Today I have one message for Canadians: If you think diabetes is something that will happen to someone else, you’re wrong. There’s an alarming rise in diabetes in our country, and it’s going to cost you—and your business—even if you don’t develop the disease yourself.
Look around. Canadians are getting fatter as a result of eating more unhealthy foods and exercising less. Fifty-nine per cent of adult Canadians are either overweight or obese and, among children, obesity rates have almost tripled in the last 25 years. If trends continue, we can expect 70% of Canadians 35-44 years old to be overweight or obese in the next 20 years. And as obesity grows, so does the number of people with diabetes. By 2020, it’s expected that 10% of the population will be living with diabetes.
But it’s too late to change behaviour once diabetes is diagnosed as the organ damage is already done. So if we don’t take action now, today’s kids and tomorrow’s workers will be the first generation in history to live shorter lives than their parents, not due to war but to complications from diabetes.

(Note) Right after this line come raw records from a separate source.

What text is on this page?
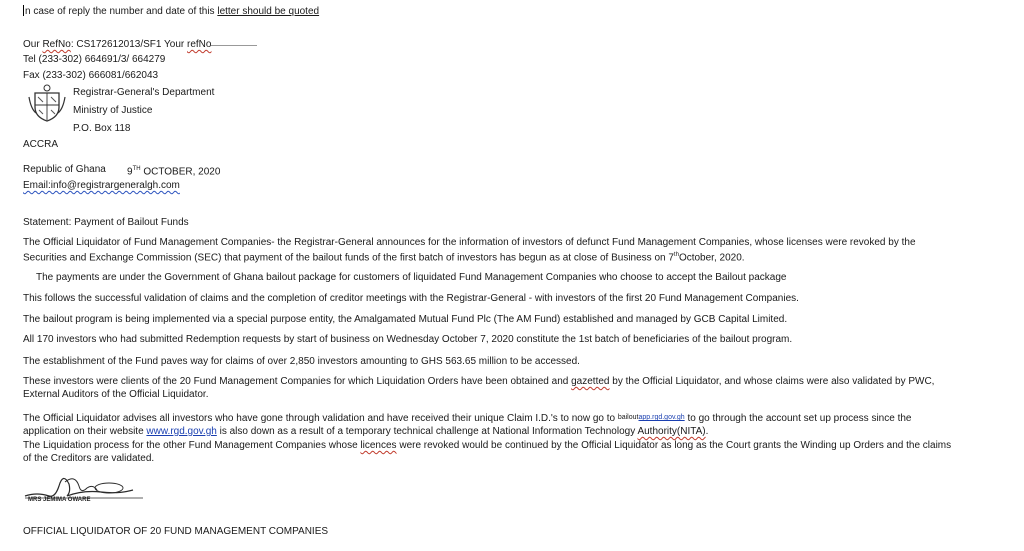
n case of reply the number and date of this letter should be quoted
Our RefNo: CS172612013/SF1 Your refNo
Tel (233-302) 664691/3/ 664279
Fax (233-302) 666081/662043
Registrar-General's Department
Ministry of Justice
P.O. Box 118
ACCRA
Republic of Ghana 9TH OCTOBER, 2020
Email:info@registrargeneralgh.com
Statement: Payment of Bailout Funds
The Official Liquidator of Fund Management Companies- the Registrar-General announces for the information of investors of defunct Fund Management Companies, whose licenses were revoked by the Securities and Exchange Commission (SEC) that payment of the bailout funds of the first batch of investors has begun as at close of Business on 7thOctober, 2020.
The payments are under the Government of Ghana bailout package for customers of liquidated Fund Management Companies who choose to accept the Bailout package
This follows the successful validation of claims and the completion of creditor meetings with the Registrar-General - with investors of the first 20 Fund Management Companies.
The bailout program is being implemented via a special purpose entity, the Amalgamated Mutual Fund Plc (The AM Fund) established and managed by GCB Capital Limited.
All 170 investors who had submitted Redemption requests by start of business on Wednesday October 7, 2020 constitute the 1st batch of beneficiaries of the bailout program.
The establishment of the Fund paves way for claims of over 2,850 investors amounting to GHS 563.65 million to be accessed.
These investors were clients of the 20 Fund Management Companies for which Liquidation Orders have been obtained and gazetted by the Official Liquidator, and whose claims were also validated by PWC, External Auditors of the Official Liquidator.
The Official Liquidator advises all investors who have gone through validation and have received their unique Claim I.D.'s to now go to $^{bailoutapp.rgd.gov.gh}$ to go through the account set up process since the application on their website www.rgd.gov.gh is also down as a result of a temporary technical challenge at National Information Technology Authority(NITA).
The Liquidation process for the other Fund Management Companies whose licences were revoked would be continued by the Official Liquidator as long as the Court grants the Winding up Orders and the claims of the Creditors are validated.
MRS JEMIMA OWARE
OFFICIAL LIQUIDATOR OF 20 FUND MANAGEMENT COMPANIES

The cure for diabetes is prevention.
This is why World Diabetes Day exists. It’s a wake-up call for everyone—both for those who don’t understand what they’re risking by packing on the pounds and for those who aren’t at risk and feel it’s not worth worrying about, or can’t do anything to prevent.
How does diabetes cost business?
The Public Health Agency of Canada estimates the total cost of diabetes at $2.5 billion in 2000. That’s a conservative estimate that excludes the costs associated with complications from diabetes which include kidney failure, blindness, vascular disease (which can lead to limb amputation) and heart attack. Factor in these long-term complications and the total cost of diabetes is almost four times the current estimate.
It further costs business in lost work productivity via increased sick days and premature death even before diabetes develops in the obese population.
A 2010 Duke University Study led by Eric Finkelstein and published in the Journal of Occupational and Environmental Medicine quantified the per capita cost of obesity among full-time workers. The per capita cost of obesity and its related risk to diabetes was as high as $17,000 for people whose BMI (body mass index) was over 40 (morbid obesity) compared to those employees of normal weight. But what is particularly noteworthy about this study is that it represents a first in quantifying the incremental costs of what Finkelstein calls ‘presenteeism.’ Finkelstein defines presenteeism as the lost time at work when an employee arrives at work not feeling well, and the average frequency of losing concentration, repeating a job, working more slowly than usual, feeling fatigued at work, or doing nothing at work.
In the study, presenteeism accounted for as much as 56% of the $17,000 cost for women and 68% in men. Individuals with a BMI greater than 35 (medical obesity) accounted for a disproportionate 61% of the organization’s total costs, given that they only represented 37% of the obese employee population.
What employers can do to reverse the trend
There is a business case for investments in biometric screening days (weight, blood pressure, blood sugar monitoring), weight management and wellness programs in the workplace. Obesity presents not only a medical cost to society, but a productivity cost to a business organization. Promote healthy food choices in employee snack shops, vending machines and cafeterias. Encourage a culture of wellness and of senior management walking this talk.
What you can do at home
Be healthy role models for your children. Live a healthy lifestyle and be of healthy weight. Prepare healthier meals. Get educated about reading the labels on food products. Reduce simple carbohydrate loads, including diet pops. Join healthy cooking classes in your community such as those led by the Canadian Diabetes Association.
What schools can do
Make learning about food mandatory. Nutritional science should be included in biology, chemistry and math courses—and not just mentioned in gym class. Bring back ‘home economics’ to teach children how to prepare healthy meals. Kids must understand that everything they eat matters. Exercise is not optional: physical education courses should be mandatory until high school graduation. Teachers must walk the talk, too, by maintaining a healthy weight and taking part with their kids in physical activities at school.
Communities must get involved
Develop programs leveraging technology to help us all learn, track and reward healthy lifestyle not just in school but also in the workplace. The food industry must teach us how to eat better by offering and encouraging us to make better choices.
Our society is getting fatter and older and the burden to our health system is only going to grow. World Diabetes Day is not just a day to show support for those who suffer now or to be reminded of the escalating numbers associated with diabetes. Rather, it’s a day to reflect on what each of us can do at home, at school and in the workplace to prevent it.